Когда не удавалось распознать безгласные заклятия, я поднимала свои самые плотные щиты. Её заклятия не унимались, они окружали мой щит, ища лазейку. Веревки заклятий, рвущиеся из наших палочек, мерцали копьями в морозном воздухе, и было несколько мгновений, когда я не сомневалась, что мне под силу сокрушить бешеную ведьму.

Не помню, когда я впервые ощутила, как моя мантия пропитывается кровью. Я видела капли своей крови на снегу, и вспомнила о чернике. Звучавшие вдалеке голоса болью отдавались у меня в голове. Постепенно звуки становились все резче. Одно из заклинаний с силой пронзило мой левый висок. Я помню, что никак не могла разлепить отяжелевшие веки. Когда водоворот мерцающих остроконечников достиг моей груди, меня впервые охватило желание сдаться. Мой крик, отозвавшийся эхом между колоннами амфитеатра, сменился жутким кудахтающим смехом Беллатрисы.

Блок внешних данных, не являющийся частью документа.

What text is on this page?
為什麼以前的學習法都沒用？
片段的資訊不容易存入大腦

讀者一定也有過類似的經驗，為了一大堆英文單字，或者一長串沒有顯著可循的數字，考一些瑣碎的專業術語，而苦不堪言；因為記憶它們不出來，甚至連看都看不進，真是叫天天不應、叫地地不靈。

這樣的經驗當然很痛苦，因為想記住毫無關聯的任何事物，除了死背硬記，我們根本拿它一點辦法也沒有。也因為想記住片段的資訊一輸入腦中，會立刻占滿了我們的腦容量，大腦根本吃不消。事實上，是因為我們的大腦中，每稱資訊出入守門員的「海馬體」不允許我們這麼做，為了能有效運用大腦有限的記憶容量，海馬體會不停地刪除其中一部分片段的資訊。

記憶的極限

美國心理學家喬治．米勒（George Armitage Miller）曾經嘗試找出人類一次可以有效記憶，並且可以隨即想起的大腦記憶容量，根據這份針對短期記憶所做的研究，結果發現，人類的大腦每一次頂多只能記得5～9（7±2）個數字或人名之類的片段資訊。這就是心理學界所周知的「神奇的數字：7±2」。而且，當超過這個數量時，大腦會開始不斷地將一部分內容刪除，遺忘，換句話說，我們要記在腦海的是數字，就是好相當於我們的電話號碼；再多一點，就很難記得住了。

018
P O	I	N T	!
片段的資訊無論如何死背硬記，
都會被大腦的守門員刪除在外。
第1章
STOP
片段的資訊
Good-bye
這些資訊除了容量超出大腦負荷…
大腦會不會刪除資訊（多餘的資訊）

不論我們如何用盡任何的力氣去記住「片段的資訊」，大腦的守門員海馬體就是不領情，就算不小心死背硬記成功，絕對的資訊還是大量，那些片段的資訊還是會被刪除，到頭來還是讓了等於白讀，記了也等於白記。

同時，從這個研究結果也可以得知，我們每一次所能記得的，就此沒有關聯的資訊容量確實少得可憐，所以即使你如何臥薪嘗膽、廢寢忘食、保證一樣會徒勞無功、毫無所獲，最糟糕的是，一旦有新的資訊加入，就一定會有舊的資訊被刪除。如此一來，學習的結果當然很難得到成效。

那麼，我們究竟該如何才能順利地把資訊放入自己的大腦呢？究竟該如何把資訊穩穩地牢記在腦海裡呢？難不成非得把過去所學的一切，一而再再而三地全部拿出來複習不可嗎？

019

Страшная агония, которой мне прежде не доводилось испытывать, вытянула на поверхность моей памяти самые болезненные воспоминания — ноябрь 1956-го — год спустя после падения Ангреногена. Обвалившееся ветхое здание Министерства Магии, оскверненная пещера короля Иштвана, Аквинкум в облаке пыли, испепелённые дома, где всё вопило об упадке... Железные Перчатки у нас дома. Беготня по дубовой лестнице. Я пряталась в каморке под самой кровлей. Авада Кедавра. Отец. Мать. «Я позабочусь о тебе», — пообещала госпожа Катарина, прижимая к своей груди мои заплаканные щёки и грязные волосы. «Катарина Батори, как же я её боюсь», — думалось мне тогда.

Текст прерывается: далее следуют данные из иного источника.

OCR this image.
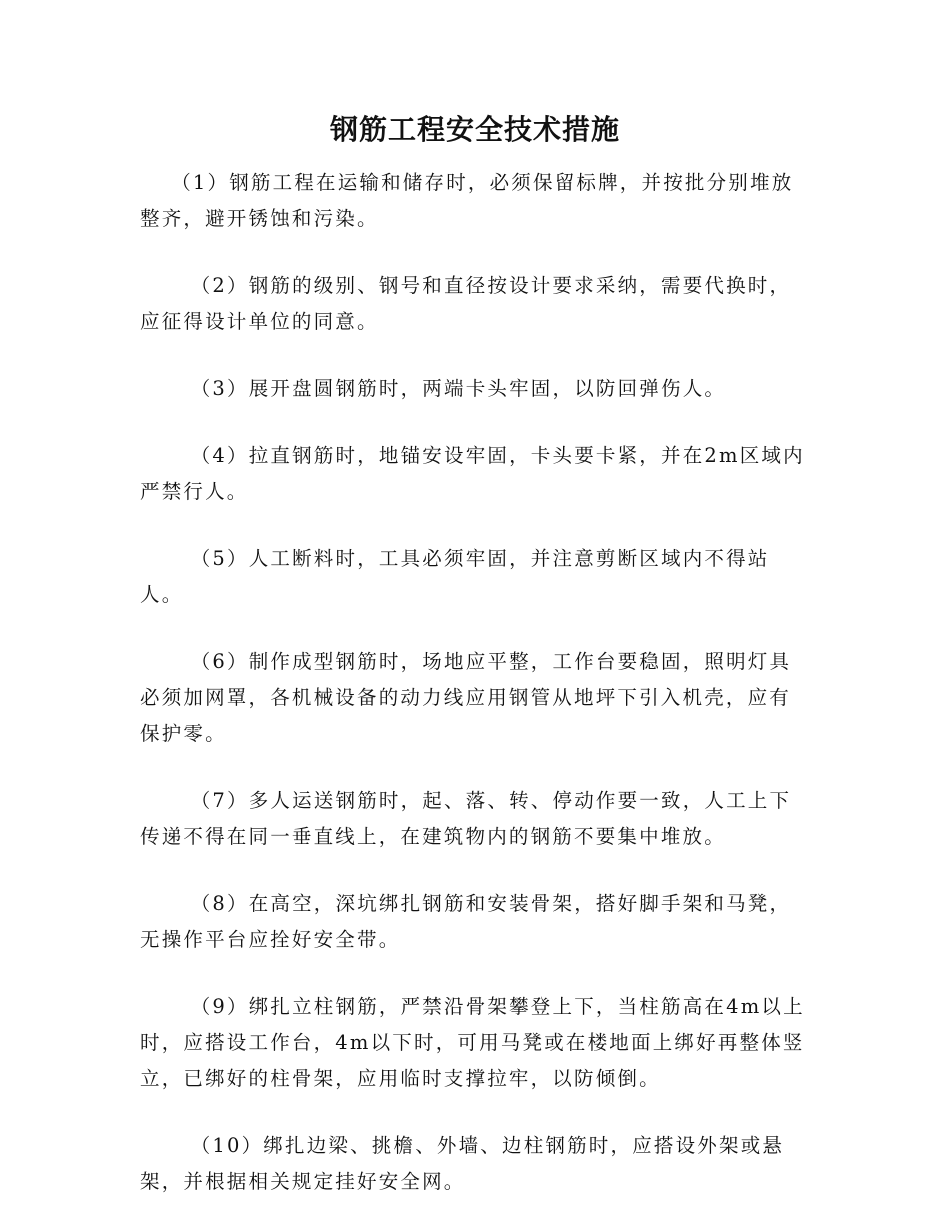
钢筋工程安全技术措施

（1）钢筋工程在运输和储存时，必须保留标牌，并按批分别堆放整齐，避开锈蚀和污染。

（2）钢筋的级别、钢号和直径按设计要求采纳，需要代换时，应征得设计单位的同意。

（3）展开盘圆钢筋时，两端卡头牢固，以防回弹伤人。

（4）拉直钢筋时，地锚安设牢固，卡头要卡紧，并在2m区域内严禁行人。

（5）人工断料时，工具必须牢固，并注意剪断区域内不得站人。

（6）制作成型钢筋时，场地应平整，工作台要稳固，照明灯具必须加网罩，各机械设备的动力线应用钢管从地坪下引入机壳，应有保护零。

（7）多人运送钢筋时，起、落、转、停动作要一致，人工上下传递不得在同一垂直线上，在建筑物内的钢筋不要集中堆放。

（8）在高空，深坑绑扎钢筋和安装骨架，搭好脚手架和马凳，无操作平台应拴好安全带。

（9）绑扎立柱钢筋，严禁沿骨架攀登上下，当柱筋高在4m以上时，应搭设工作台，4m以下时，可用马凳或在楼地面上绑好再整体竖立，已绑好的柱骨架，应用临时支撑拉牢，以防倾倒。

（10）绑扎边梁、挑檐、外墙、边柱钢筋时，应搭设外架或悬架，并根据相关规定挂好安全网。
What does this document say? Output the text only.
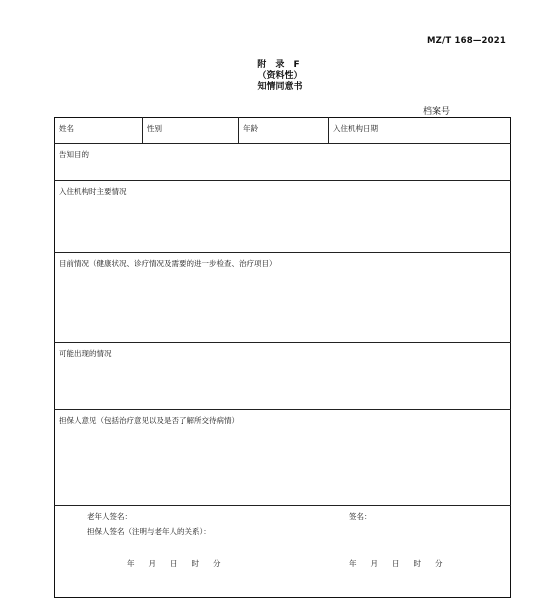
MZ/T 168—2021
附 录 F
（资料性）
知情同意书
档案号
姓名	性别	年龄	入住机构日期
告知目的
入住机构时主要情况
目前情况（健康状况、诊疗情况及需要的进一步检查、治疗项目）
可能出现的情况
担保人意见（包括治疗意见以及是否了解所交待病情）

老年人签名：	签名：
担保人签名（注明与老年人的关系）：
年 月 日 时 分	年 月 日 时 分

Почему Беллатриса не добила меня Авадой? Вероятнее всего, она медлила, желая извлечь из моего поражения как можно больше удовольствия.

Помню, как мое плечо поразил сильнейший ожог, я отшатнулась назад, а моя палочка будто обрела свою собственную жизнь и начала забрасывать противницу взрывающими заклинаниями, на которые у меня ещё хватало пороху. На несколько минут его хватило. Визги и витиеватые взмахи палочкой смешались в дикую вереницу. Было ощущение тошнотворного провала в трясинную темноту.

Когда ужас при мысли о поражении парализовал меня, я услышала произнесённое со стороны заклинание — и вскоре увидела, как меня окутывал белесый дым. Он обволакивал меня, ограждая от взбешённой ведьмы. Она бы убила меня. У неё ведь такое незыблемое понятие о чести: за нанесенную обиду в лице быка Стюарта полагается смерть — без промедления и пощады. В общем, позиция правильная, госпожа Катарина сочла бы её достойной.

Любопытно, знает ли госпожа, что это была месть за месть? Знает ли она о быке?

Надеюсь, лохматой ведьме хватило достоинства не растрезвонить о том, как бык чуть не забодал её. Вернее, как она чуть не позволила быку забодать её. Это ведь такой позор. Я надеюсь, что не растрезвонила.

Я извлекла урок из случившегося — меня угораздило связаться не с той ведьмой. Её уровень значительно выше, как ни прискорбно мне это признавать. Стало быть, её действительно учил Тёмный Лорд... Она прорвала антитрансгрессионный барьер! Как мерзавке это удалось?

Дуэльные навыки, приобретенные мною в Дурмстранге, ничтожны по сравнению с её тактикой. Беллатриса расчетлива и коварна. Есть у нас такое выражение: «Бык, который раз и навсегда решил считать любой цвет красным». Это могло стать её эпитафией... К сожалению, жизнь с бесхарактерным магглом сказалась на Стюарте — бодаться он не научился. На фоне этой дуэли наши с Варегом поединки кажутся невинным ребячеством. Да и без напутствий Барона я бы не решилась натравливать быка на ведьму из благородного рода.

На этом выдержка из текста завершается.